Olaf Scholz hat den Weg für Neuwahlen freigemacht. Das ist richtig so. Aber etwas Demut angesichts des Scheiterns der Ampel wäre geboten gewesen, kommentiert unser Hauptstadtkorrespondent Tobias Peter.

Die Sitzung sei beendet. Und die Ampel auch. Bundestagspräsidentin Bärbel Bas hat das Talent die Dinge einfach, klar und sehr realistisch auf den Punkt zu bringen. Das würden sich viele Menschen im Land auch häufiger von Bundeskanzler Olaf Scholz wünschen.

 

Da spricht der Mann, dessen Regierungskoalition nach drei Jahren zerbrochen ist, fast eine halbe Stunde im Bundestag.

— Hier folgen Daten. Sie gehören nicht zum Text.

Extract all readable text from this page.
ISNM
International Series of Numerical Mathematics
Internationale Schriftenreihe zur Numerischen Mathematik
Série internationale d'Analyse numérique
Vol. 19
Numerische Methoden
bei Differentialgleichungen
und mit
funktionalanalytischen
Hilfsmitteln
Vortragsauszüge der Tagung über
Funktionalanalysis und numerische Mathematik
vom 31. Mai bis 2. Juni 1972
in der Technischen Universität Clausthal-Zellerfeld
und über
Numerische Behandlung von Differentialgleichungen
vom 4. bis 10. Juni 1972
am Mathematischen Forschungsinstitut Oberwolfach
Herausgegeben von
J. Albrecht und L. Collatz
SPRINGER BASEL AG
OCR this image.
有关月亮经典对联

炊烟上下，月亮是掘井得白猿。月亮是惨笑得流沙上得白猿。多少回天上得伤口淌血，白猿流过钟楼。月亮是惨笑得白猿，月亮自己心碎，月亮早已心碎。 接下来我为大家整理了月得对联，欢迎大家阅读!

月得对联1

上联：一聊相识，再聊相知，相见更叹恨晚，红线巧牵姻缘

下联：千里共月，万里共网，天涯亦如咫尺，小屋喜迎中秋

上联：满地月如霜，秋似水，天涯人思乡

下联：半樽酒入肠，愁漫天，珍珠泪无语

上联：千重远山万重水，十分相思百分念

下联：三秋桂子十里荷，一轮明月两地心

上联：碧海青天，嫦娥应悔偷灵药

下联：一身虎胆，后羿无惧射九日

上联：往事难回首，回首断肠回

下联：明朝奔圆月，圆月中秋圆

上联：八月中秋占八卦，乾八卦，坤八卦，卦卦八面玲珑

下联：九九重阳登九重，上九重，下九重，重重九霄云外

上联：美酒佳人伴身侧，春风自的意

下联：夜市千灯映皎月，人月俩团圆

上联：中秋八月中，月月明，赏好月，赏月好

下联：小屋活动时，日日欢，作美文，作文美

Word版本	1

Also vor den Mitgliedern des Verfassungsorgans, denen er an diesem Tag die Vertrauensfrage stellt, damit vor Ende der Legislaturperiode neu gewählt werden kann. Das ist noch nicht so oft vorgekommen in der Geschichte der Republik. Und das ist auch richtig so, weil Stabilität ein wichtiger Faktor ist. Und weil die Deutschen mit Recht immer froh waren, dass bei ihnen die Regierungen von größerer Haltbarkeit waren als in vielen anderen europäischen Ländern.

Warum die Regierung handlungsfähig sein muss

Trotzdem kommen Olaf Scholz nicht die Worte der Demut oder der Selbstkritik über die Lippen, die in einer solchen Situation angemessen wären. Ja, der Kanzler hat den Weg für eine Neuwahl freigemacht – und, so wie die Lage jetzt ist, handelt es sich dabei auch um die beste Entscheidung für das Land. Dennoch ist es eben eine Situation, in der es – wie Vize-Kanzler Robert Habeck richtig festgestellt hat – in Europa schon genug Probleme und offene Fragen gibt. Auch die Tatsache, dass Deutschland in der Wirtschaftskrise steckt, zeigt: Es wäre besser, das Land hätte jetzt eine voll handlungsfähige Regierung, die aus eigener Kraft etwas bewegen könnte. Und die gibt es eben nur, wenn die Regierung auch eine Mehrheit im Parlament hat.

Der Wahlkampf ist mit Scholz‘ Auftritt im Parlament und der Antwort von Unions-Kanzlerkandidat Friedrich Merz endgültig eingeleitet. Bislang übertreffen die beiden einander nicht an kreativen Ideen, die das Land voranbringen könnten. Zum Glück ist noch bis zum 23. Februar Zeit.